The police will install up to 570 units of in-vehicle video recording systems in their vehicles, including their motorcycles and all fast-response cars. This new technology is meant to improve the police's surveillance, and provide more effective support to operations.
The Ministry of Home Affairs called for a tender last month for the video systems, which will include cameras with a recording function and wireless transmission devices.
Installation is expected to start in the second half of this year. A police spokesman said the system will enable live video feeds to be streamed from the site of an incident to officers in the operations room and command post. The footage will also help post-incident investigations.
She said:"The cameras will help front-line officers to take enforcement action against errant drivers, and record evidence that may be helpful to investigations into crime."
At least two cameras will be fitted in a vehicle to provide colour video footage of the front and back surrounding view. Some vehicles will have side cameras too.
The tender specifications call for cameras that must be able to clearly capture an object of interest - such as a vehicle plate number - up to 5m away in both day and night conditions. Besides live streaming, there will also be a wireless video uploading and storage function within the system. The idea of an in-vehicle video recording system was mooted in May last year during the annual Police Workplan Seminar.
Last June, the Little India riot Committee of Inquiry also called for better technological capabilities for the Home Team to see what was happening on the ground. The police launched a pilot project last June, and finished installing video systems in 70 police vehicles the next month. Findings from the pilot were used to refine the functional specifications of the cameras, said the police spokesman.
Security expert Rohan Gunaratna said the system will allow officers to respond more quickly and decisively to situations.

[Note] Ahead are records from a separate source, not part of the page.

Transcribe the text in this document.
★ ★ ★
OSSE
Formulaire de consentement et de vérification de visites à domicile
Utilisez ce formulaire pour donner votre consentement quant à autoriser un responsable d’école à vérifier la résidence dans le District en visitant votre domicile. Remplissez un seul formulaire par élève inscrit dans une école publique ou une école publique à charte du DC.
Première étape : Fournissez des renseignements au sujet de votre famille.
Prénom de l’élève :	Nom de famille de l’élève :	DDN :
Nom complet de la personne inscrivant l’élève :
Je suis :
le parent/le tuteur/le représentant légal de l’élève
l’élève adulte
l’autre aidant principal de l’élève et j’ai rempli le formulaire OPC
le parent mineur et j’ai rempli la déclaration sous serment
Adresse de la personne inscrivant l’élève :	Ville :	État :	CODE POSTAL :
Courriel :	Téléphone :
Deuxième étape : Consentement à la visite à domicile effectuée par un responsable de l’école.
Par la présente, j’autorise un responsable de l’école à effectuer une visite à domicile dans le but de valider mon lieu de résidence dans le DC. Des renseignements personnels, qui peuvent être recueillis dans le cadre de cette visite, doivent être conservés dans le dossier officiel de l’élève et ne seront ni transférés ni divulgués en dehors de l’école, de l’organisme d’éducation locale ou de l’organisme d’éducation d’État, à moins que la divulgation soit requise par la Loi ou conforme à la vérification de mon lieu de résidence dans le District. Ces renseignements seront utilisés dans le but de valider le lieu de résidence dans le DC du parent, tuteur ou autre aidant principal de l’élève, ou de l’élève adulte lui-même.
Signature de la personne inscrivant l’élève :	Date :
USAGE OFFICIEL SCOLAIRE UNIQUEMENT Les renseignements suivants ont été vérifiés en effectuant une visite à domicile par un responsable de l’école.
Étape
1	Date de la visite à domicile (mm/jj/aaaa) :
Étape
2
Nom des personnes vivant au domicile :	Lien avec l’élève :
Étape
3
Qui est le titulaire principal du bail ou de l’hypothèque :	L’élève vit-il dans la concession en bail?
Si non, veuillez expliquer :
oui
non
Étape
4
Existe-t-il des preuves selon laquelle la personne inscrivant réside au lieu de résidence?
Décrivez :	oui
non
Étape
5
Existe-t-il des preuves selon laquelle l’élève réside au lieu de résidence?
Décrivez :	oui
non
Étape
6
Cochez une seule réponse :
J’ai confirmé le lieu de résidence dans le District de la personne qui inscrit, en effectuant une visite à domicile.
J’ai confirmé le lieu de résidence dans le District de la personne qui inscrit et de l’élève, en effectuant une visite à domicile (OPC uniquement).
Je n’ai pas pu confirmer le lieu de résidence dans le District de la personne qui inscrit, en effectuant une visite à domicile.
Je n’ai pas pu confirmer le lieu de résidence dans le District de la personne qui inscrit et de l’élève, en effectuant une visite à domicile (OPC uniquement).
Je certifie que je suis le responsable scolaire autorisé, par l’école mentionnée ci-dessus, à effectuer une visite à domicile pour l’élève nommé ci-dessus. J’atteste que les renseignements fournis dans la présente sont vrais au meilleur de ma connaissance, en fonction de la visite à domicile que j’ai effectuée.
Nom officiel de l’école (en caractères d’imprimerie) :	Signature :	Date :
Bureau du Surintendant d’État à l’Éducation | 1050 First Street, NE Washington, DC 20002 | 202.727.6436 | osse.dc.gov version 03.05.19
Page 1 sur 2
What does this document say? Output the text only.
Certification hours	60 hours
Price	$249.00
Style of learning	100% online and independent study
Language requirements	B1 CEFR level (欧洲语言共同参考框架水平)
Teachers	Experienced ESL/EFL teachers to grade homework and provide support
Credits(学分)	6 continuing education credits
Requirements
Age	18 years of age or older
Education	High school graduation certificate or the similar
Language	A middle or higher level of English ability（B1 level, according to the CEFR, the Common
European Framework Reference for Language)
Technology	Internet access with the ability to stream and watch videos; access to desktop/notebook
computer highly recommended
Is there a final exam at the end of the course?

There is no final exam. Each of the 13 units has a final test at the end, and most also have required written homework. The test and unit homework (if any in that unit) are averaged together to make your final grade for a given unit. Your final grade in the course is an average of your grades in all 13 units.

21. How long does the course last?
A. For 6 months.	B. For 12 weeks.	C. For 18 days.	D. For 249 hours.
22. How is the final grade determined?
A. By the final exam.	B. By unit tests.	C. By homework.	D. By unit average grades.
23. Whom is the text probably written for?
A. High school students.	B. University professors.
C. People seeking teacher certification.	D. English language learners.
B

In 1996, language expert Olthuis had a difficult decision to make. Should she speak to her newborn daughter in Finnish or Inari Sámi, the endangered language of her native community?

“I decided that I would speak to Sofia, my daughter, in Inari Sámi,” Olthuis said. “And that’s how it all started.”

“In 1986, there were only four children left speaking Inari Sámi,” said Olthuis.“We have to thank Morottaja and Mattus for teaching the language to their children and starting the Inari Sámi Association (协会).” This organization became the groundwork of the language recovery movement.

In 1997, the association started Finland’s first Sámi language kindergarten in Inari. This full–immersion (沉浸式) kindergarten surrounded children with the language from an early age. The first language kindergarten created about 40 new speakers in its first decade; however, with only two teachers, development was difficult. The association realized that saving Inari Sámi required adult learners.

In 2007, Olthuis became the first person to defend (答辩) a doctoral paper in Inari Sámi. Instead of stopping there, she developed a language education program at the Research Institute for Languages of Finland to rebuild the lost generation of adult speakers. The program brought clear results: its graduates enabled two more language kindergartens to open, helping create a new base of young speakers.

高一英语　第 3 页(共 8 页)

"Officers in the operations room will be able to provide better support and assistance as they are more informed of the security situation on the ground," said the professor of security studies at the S. Rajaratnam School of International Studies.
Said MP Hri Kumar Nair, who chairs the Government Parliamentary Committee for Home Affairs and Law: "Having live video feeds will enable the police to better appreciate situations and deploy their resources. The video will also narrow disputes, and enable more accurate and fairer outcomes in investigations."